Vor Jahrzehnten war Deutschland das Land des „Wirtschaftswunders“. Das kriegszerstörte Land wurde wiederaufgebaut, seine Wirtschaft gedieh, und sie wuchs schneller als die der meisten anderen Länder. Als Folge nahm auch der Wohlstand für alle absolut und relativ zum Ausland zu.
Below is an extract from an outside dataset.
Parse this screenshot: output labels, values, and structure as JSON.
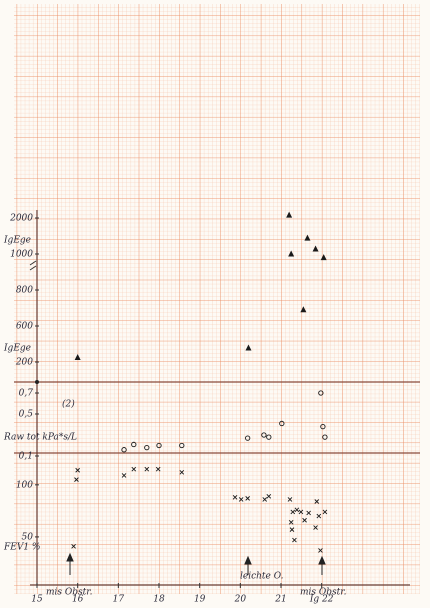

Aber von dieser Dynamik ist nichts mehr übrig. Betrachtet über mehrere Jahre wächst Deutschlands Wirtschaft noch - manchmal. Aber die Bevölkerung erfährt nicht, daß der Wohlstand im Ausland viel schneller steigt. Die Industrie wandert aus Deutschland ab, die Zahl der Industriearbeitsplätze ist auf unter 5 Millionen gesunken. Und erschreckend viele Deutsche kehren dem Land den Rücken, während hier das Volk überaltert.

Die Frage ist: Wie gut steht Deutschland im weltweiten Vergleich da?
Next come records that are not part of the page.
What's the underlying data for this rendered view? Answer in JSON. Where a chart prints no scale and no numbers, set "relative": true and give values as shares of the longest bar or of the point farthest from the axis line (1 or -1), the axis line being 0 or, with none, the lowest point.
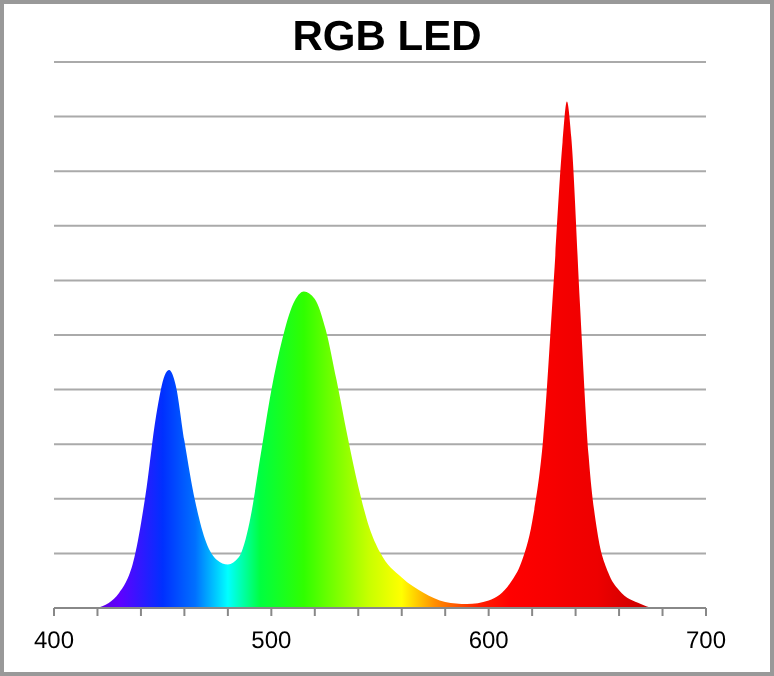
{
  "chart_data": {
    "type": "area",
    "title": "RGB LED",
    "relative": true,
    "grid": "y",
    "x": [
      420,
      430,
      437,
      442,
      447,
      451,
      453,
      456,
      460,
      465,
      470,
      475,
      480,
      485,
      490,
      495,
      500,
      505,
      510,
      515,
      520,
      525,
      530,
      535,
      540,
      545,
      550,
      560,
      570,
      580,
      590,
      600,
      610,
      615,
      620,
      625,
      630,
      634,
      636,
      638,
      642,
      646,
      650,
      655,
      660,
      670,
      675
    ],
    "values": [
      0,
      0.03,
      0.1,
      0.22,
      0.38,
      0.46,
      0.47,
      0.44,
      0.33,
      0.21,
      0.13,
      0.095,
      0.086,
      0.1,
      0.17,
      0.3,
      0.43,
      0.53,
      0.6,
      0.625,
      0.61,
      0.55,
      0.45,
      0.34,
      0.24,
      0.16,
      0.11,
      0.06,
      0.03,
      0.012,
      0.008,
      0.015,
      0.05,
      0.09,
      0.17,
      0.33,
      0.65,
      0.92,
      1,
      0.93,
      0.6,
      0.3,
      0.15,
      0.07,
      0.035,
      0.008,
      0
    ],
    "xlim": [
      400,
      700
    ],
    "xticks": [
      400,
      {
        "value": 420,
        "label": null
      },
      {
        "value": 440,
        "label": null
      },
      {
        "value": 460,
        "label": null
      },
      {
        "value": 480,
        "label": null
      },
      500,
      {
        "value": 520,
        "label": null
      },
      {
        "value": 540,
        "label": null
      },
      {
        "value": 560,
        "label": null
      },
      {
        "value": 580,
        "label": null
      },
      600,
      {
        "value": 620,
        "label": null
      },
      {
        "value": 640,
        "label": null
      },
      {
        "value": 660,
        "label": null
      },
      {
        "value": 680,
        "label": null
      },
      700
    ]
  }
}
Die Antwort gibt das CIA Factbook:

Deutschland steht unter den Staaten und Gebieten der Welt (per 23. Januar 2014)
  • im Pro-Kopf-Wohlstand auf Platz 28 (nach Platz 26 am 8. Januar 2013)
  • in der Arbeitslosigkeit auf Platz 54 (nach Platz 64)
  • im Wirtschaftswachstum auf Platz 164 (nach Platz 117)
Bedauerlich aber wahr: das Deutschland des Jahres 2013 ist ein Absteigerland.
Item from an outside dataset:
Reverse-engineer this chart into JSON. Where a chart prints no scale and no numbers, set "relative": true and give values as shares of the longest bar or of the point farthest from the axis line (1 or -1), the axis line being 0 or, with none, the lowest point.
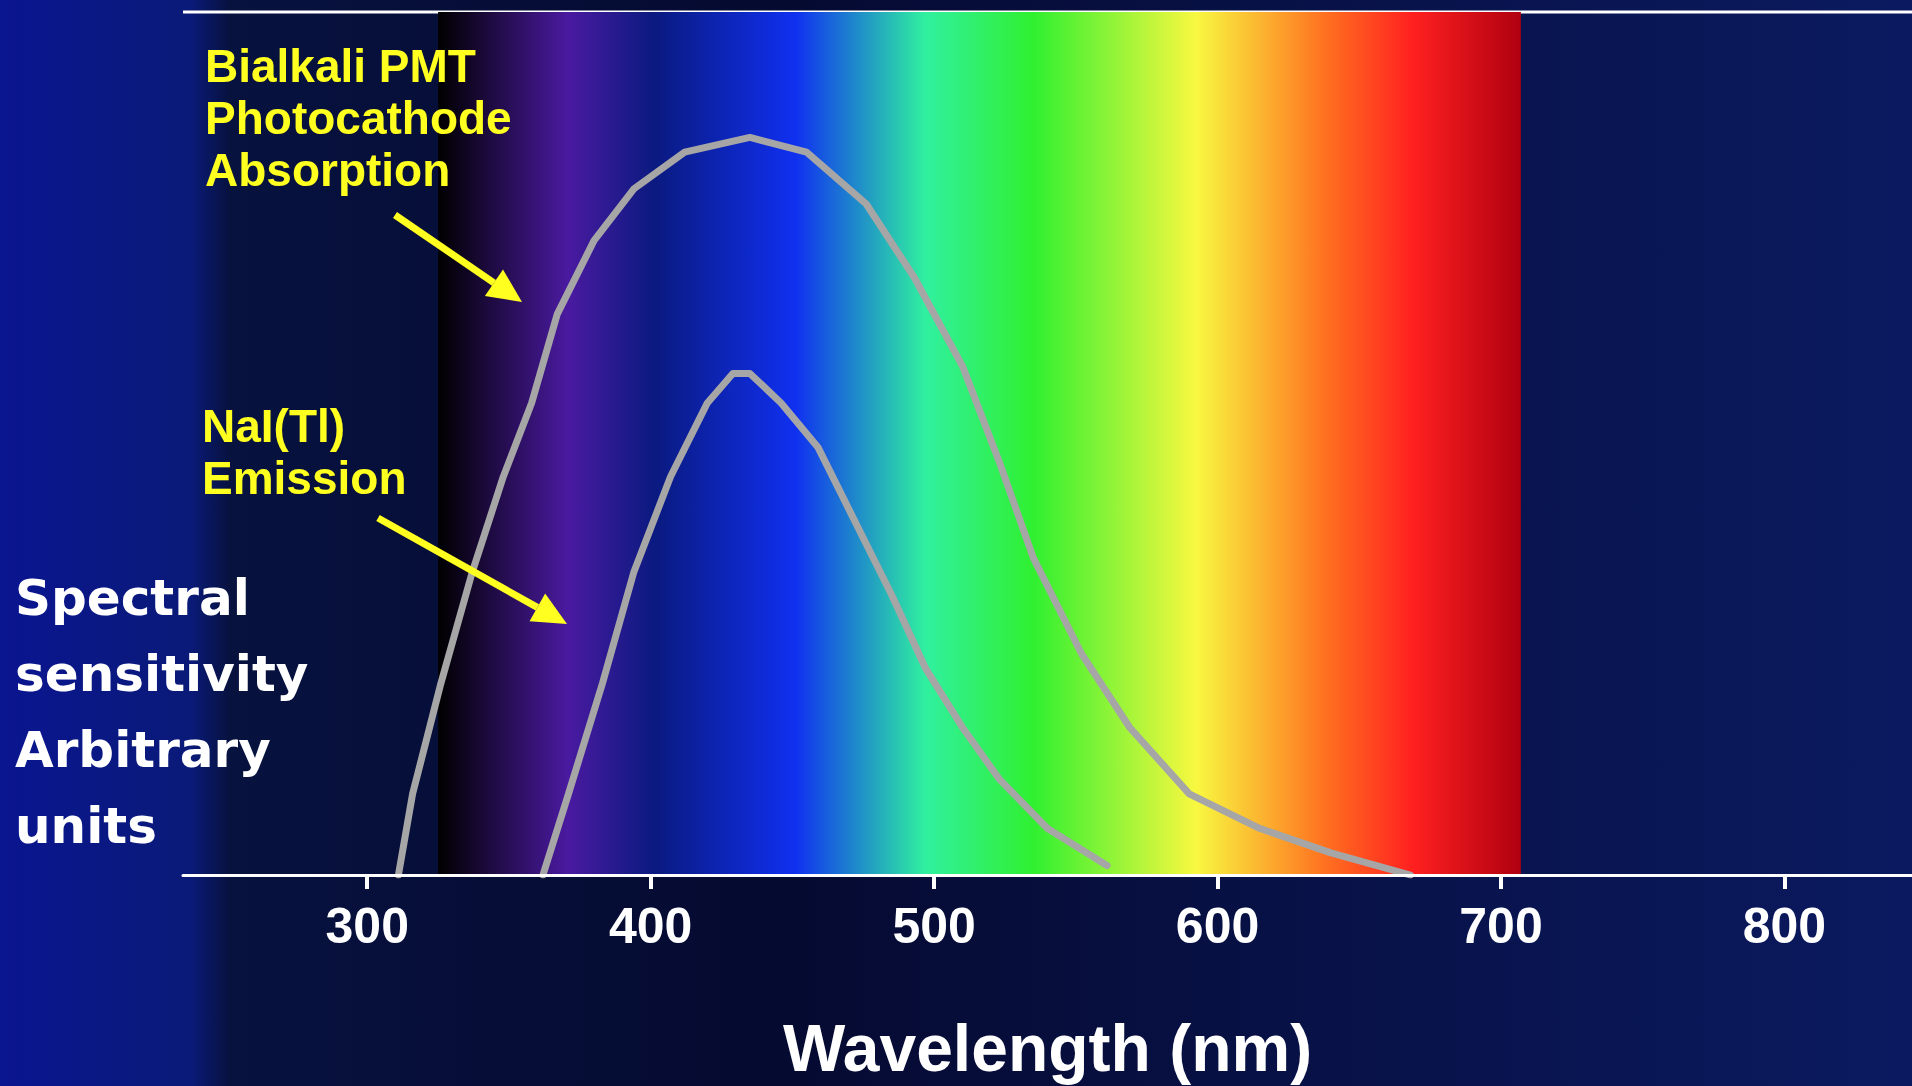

Einige engagierte Politiker möchten dies ändern. Viele weitsichtige Unternehmer auch. Aber wie? Die politische Diskussion in Deutschland dreht sich seit Jahren im Kreis. Das Problem:
  • Berufspolitiker werden absorbiert in Hunderten von Gesprächen pro Woche: Termine am Tag, Termine am Abend - kaum Zeit für die Familie, kein Freiraum für monatelange Strategiearbeit
  • Verbände vertreten die kurzfristigen Interessen ihrer Mitglieder, sie äußern sich oft und lautstark - aber selten visionär!
  • Unternehmer denken naturgemäß zuerst ans eigene Produkt - und scheuen oft die allgemeine Auseinandersetzung
  • Ideologie und Irrtümer beherrschen das Meinungsbild
  • und die zündenden Ideen fehlen.
Will man Deutschland wieder auf die Überholspur bringen, bedarf es radikaler und weitreichender Veränderungen. Wir verstehen uns als Dienstleister der Politik und entwickeln die Konzepte dafür. Wir
  • identifizieren die Zukunftsthemen der Standortpolitik
  • untersuchen systematisch deren Vernetzung und Abhängigkeiten
  • analysieren und bewerten Handlungsoptionen und Strategien
  • definieren neue visionäre Ziele und beschreiben den Weg dorthin
  • entlarven in deutlicher Sprache Utopien und Spinnerei.